Was du auch siehst, du siehst nie alles. Du kannst ein Kaleidoskop aufbrechen und nach den schönen Farbfiguren suchen. Du wirst einige bunte Scherben finden, nichts weiter. Warum? Weil es einen Schleier gibt, der die wahre Welt verhüllt, einen Schleier, den nicht einmal die Gewalt auf der Welt zerreißen kann. Nur Glaube und Poesie und Liebe können ihn lüften. Dann werden die Schönheit und Herrlichkeit dahinter auf einmal zu erkennen sein. ,Ist das denn auch wahr?’ kannst du fragen. Virginia, nichts auf der ganzen Welt ist wahrer und nichts beständiger.

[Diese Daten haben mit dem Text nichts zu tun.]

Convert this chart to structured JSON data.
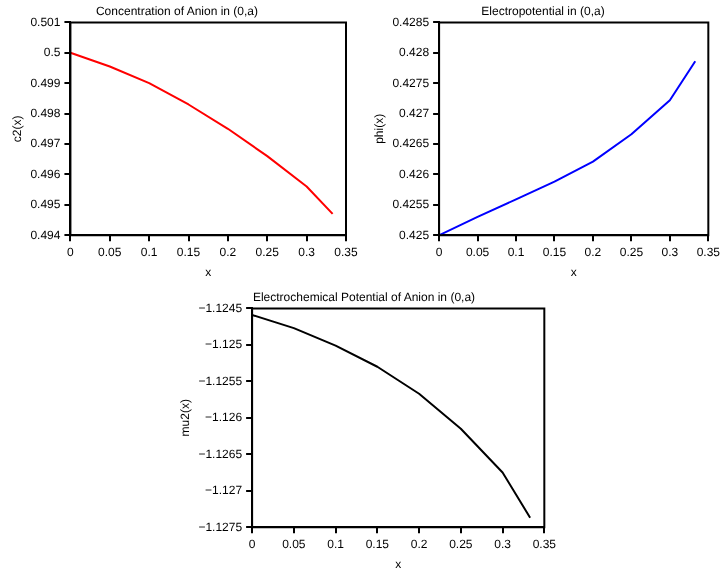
{
  "chart_data": [
    {
      "type": "line",
      "title": "Concentration of Anion in (0,a)",
      "xlabel": "x",
      "ylabel": "c2(x)",
      "x": [
        0,
        0.05,
        0.1,
        0.15,
        0.2,
        0.25,
        0.3,
        0.333
      ],
      "series": [
        {
          "color": "#ff0000",
          "values": [
            0.5,
            0.49955,
            0.499,
            0.4983,
            0.4975,
            0.4966,
            0.4956,
            0.4947
          ]
        }
      ],
      "xlim": [
        0,
        0.35
      ],
      "xticks": [
        0,
        0.05,
        0.1,
        0.15,
        0.2,
        0.25,
        0.3,
        0.35
      ],
      "ylim": [
        0.494,
        0.501
      ],
      "yticks": [
        0.494,
        0.495,
        0.496,
        0.497,
        0.498,
        0.499,
        0.5,
        0.501
      ],
      "grid": false,
      "legend": false,
      "marker": "none"
    },
    {
      "type": "line",
      "title": "Electropotential in (0,a)",
      "xlabel": "x",
      "ylabel": "phi(x)",
      "x": [
        0,
        0.05,
        0.1,
        0.15,
        0.2,
        0.25,
        0.3,
        0.333
      ],
      "series": [
        {
          "color": "#0000ff",
          "values": [
            0.425,
            0.4253,
            0.42559,
            0.42588,
            0.42621,
            0.42666,
            0.42722,
            0.42786
          ]
        }
      ],
      "xlim": [
        0,
        0.35
      ],
      "xticks": [
        0,
        0.05,
        0.1,
        0.15,
        0.2,
        0.25,
        0.3,
        0.35
      ],
      "ylim": [
        0.425,
        0.4285
      ],
      "yticks": [
        0.425,
        0.4255,
        0.426,
        0.4265,
        0.427,
        0.4275,
        0.428,
        0.4285
      ],
      "grid": false,
      "legend": false,
      "marker": "none"
    },
    {
      "type": "line",
      "title": "Electrochemical Potential of Anion in (0,a)",
      "xlabel": "x",
      "ylabel": "mu2(x)",
      "x": [
        0,
        0.05,
        0.1,
        0.15,
        0.2,
        0.25,
        0.3,
        0.333
      ],
      "series": [
        {
          "color": "#000000",
          "values": [
            -1.12459,
            -1.12477,
            -1.12501,
            -1.1253,
            -1.12567,
            -1.12615,
            -1.12675,
            -1.12737
          ]
        }
      ],
      "xlim": [
        0,
        0.35
      ],
      "xticks": [
        0,
        0.05,
        0.1,
        0.15,
        0.2,
        0.25,
        0.3,
        0.35
      ],
      "ylim": [
        -1.1275,
        -1.1245
      ],
      "yticks": [
        -1.1275,
        -1.127,
        -1.1265,
        -1.126,
        -1.1255,
        -1.125,
        -1.1245
      ],
      "grid": false,
      "legend": false,
      "marker": "none"
    }
  ]
}
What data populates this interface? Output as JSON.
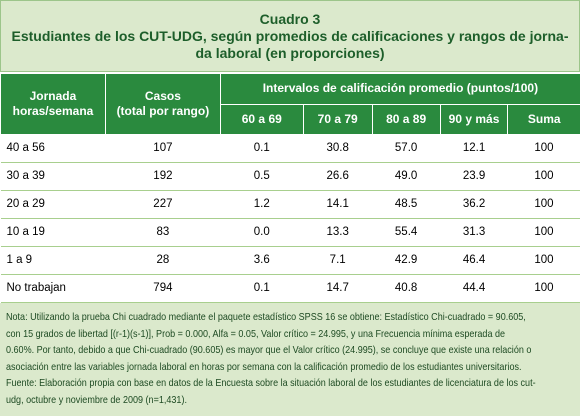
{
  "header": {
    "title": "Cuadro 3",
    "subtitle_lines": [
      "Estudiantes de los CUT-UDG, según promedios de calificaciones y rangos de jorna-",
      "da laboral (en proporciones)"
    ]
  },
  "table": {
    "columns": {
      "jornada": [
        "Jornada",
        "horas/semana"
      ],
      "casos": [
        "Casos",
        "(total por rango)"
      ],
      "intervalos": "Intervalos de calificación promedio (puntos/100)",
      "ranges": [
        "60 a 69",
        "70 a 79",
        "80 a 89",
        "90 y más",
        "Suma"
      ]
    },
    "rows": [
      [
        "40 a 56",
        "107",
        "0.1",
        "30.8",
        "57.0",
        "12.1",
        "100"
      ],
      [
        "30 a 39",
        "192",
        "0.5",
        "26.6",
        "49.0",
        "23.9",
        "100"
      ],
      [
        "20 a 29",
        "227",
        "1.2",
        "14.1",
        "48.5",
        "36.2",
        "100"
      ],
      [
        "10 a 19",
        "83",
        "0.0",
        "13.3",
        "55.4",
        "31.3",
        "100"
      ],
      [
        "1 a 9",
        "28",
        "3.6",
        "7.1",
        "42.9",
        "46.4",
        "100"
      ],
      [
        "No trabajan",
        "794",
        "0.1",
        "14.7",
        "40.8",
        "44.4",
        "100"
      ]
    ]
  },
  "note": {
    "lines": [
      "Nota: Utilizando la prueba Chi cuadrado mediante el paquete estadístico SPSS 16 se obtiene: Estadístico Chi-cuadrado = 90.605,",
      "con 15 grados de libertad [(r-1)(s-1)], Prob = 0.000, Alfa = 0.05, Valor crítico = 24.995, y una Frecuencia mínima esperada de",
      "0.60%. Por tanto, debido a que Chi-cuadrado (90.605) es mayor que el Valor crítico (24.995), se concluye que existe una relación o",
      "asociación entre las variables jornada laboral en horas por semana con la calificación promedio de los estudiantes universitarios.",
      "Fuente: Elaboración propia con base en datos de la Encuesta sobre la situación laboral de los estudiantes de licenciatura de los cut-",
      "udg, octubre y noviembre de 2009 (n=1,431)."
    ]
  }
}
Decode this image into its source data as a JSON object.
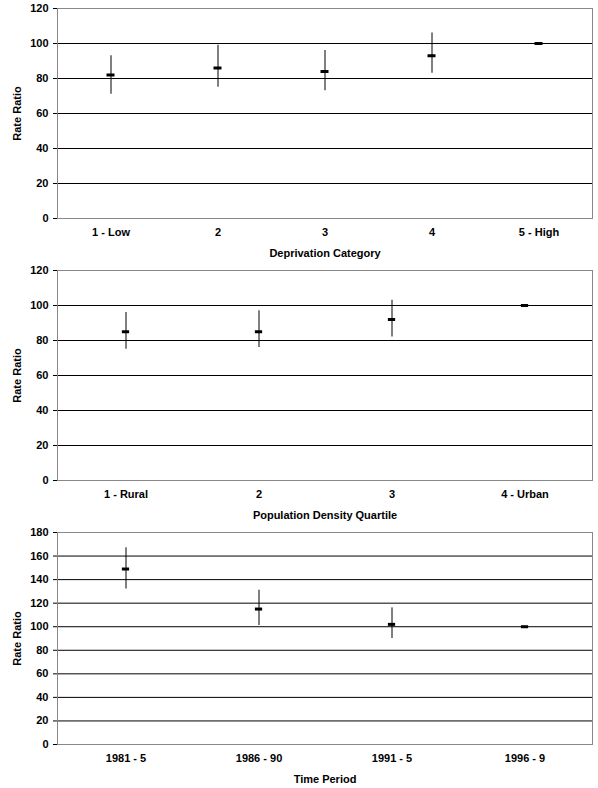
{
  "chart_data": [
    {
      "type": "errorbar",
      "x_label": "Deprivation Category",
      "y_label": "Rate Ratio",
      "categories": [
        "1 - Low",
        "2",
        "3",
        "4",
        "5 - High"
      ],
      "values": [
        82,
        86,
        84,
        93,
        100
      ],
      "lower": [
        71,
        75,
        73,
        83,
        null
      ],
      "upper": [
        93,
        99,
        96,
        106,
        null
      ],
      "color": "#000000",
      "ylim": [
        0,
        120
      ],
      "yticks": [
        0,
        20,
        40,
        60,
        80,
        100,
        120
      ],
      "grid": true
    },
    {
      "type": "errorbar",
      "x_label": "Population Density Quartile",
      "y_label": "Rate Ratio",
      "categories": [
        "1 - Rural",
        "2",
        "3",
        "4 - Urban"
      ],
      "values": [
        85,
        85,
        92,
        100
      ],
      "lower": [
        75,
        76,
        82,
        null
      ],
      "upper": [
        96,
        97,
        103,
        null
      ],
      "color": "#000000",
      "ylim": [
        0,
        120
      ],
      "yticks": [
        0,
        20,
        40,
        60,
        80,
        100,
        120
      ],
      "grid": true
    },
    {
      "type": "errorbar",
      "x_label": "Time Period",
      "y_label": "Rate Ratio",
      "categories": [
        "1981 - 5",
        "1986 - 90",
        "1991 - 5",
        "1996 - 9"
      ],
      "values": [
        149,
        115,
        102,
        100
      ],
      "lower": [
        132,
        101,
        90,
        null
      ],
      "upper": [
        167,
        131,
        116,
        null
      ],
      "color": "#000000",
      "ylim": [
        0,
        180
      ],
      "yticks": [
        0,
        20,
        40,
        60,
        80,
        100,
        120,
        140,
        160,
        180
      ],
      "grid": true
    }
  ]
}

Der Weihnachtsmann lebt, und ewig wird er leben. Sogar in zehn mal zehntausend Jahren wird er da sein, um Kinder wie dich und jedes offene Herz mit Freude zu erfüllen.
Frohe Weihnacht, Virginia.
Dein Francis Church.”
PS: Der Briefwechsel zwischen Virginia O’Hanlon und Francis P. Church stammt aus dem Jahr 1897. Er wurde über ein halbes Jahrhundert – bis zur Einstellung der „Sun” 1950 – alle Jahre wieder zur Weihnachtszeit auf der Titelseite der Zeitung abgedruckt. Und seit 1977 – nachdem WamS-Autor Rolf R. Bigler (1930-1978) die Idee dazu hatte – in WELT am SONNTAG.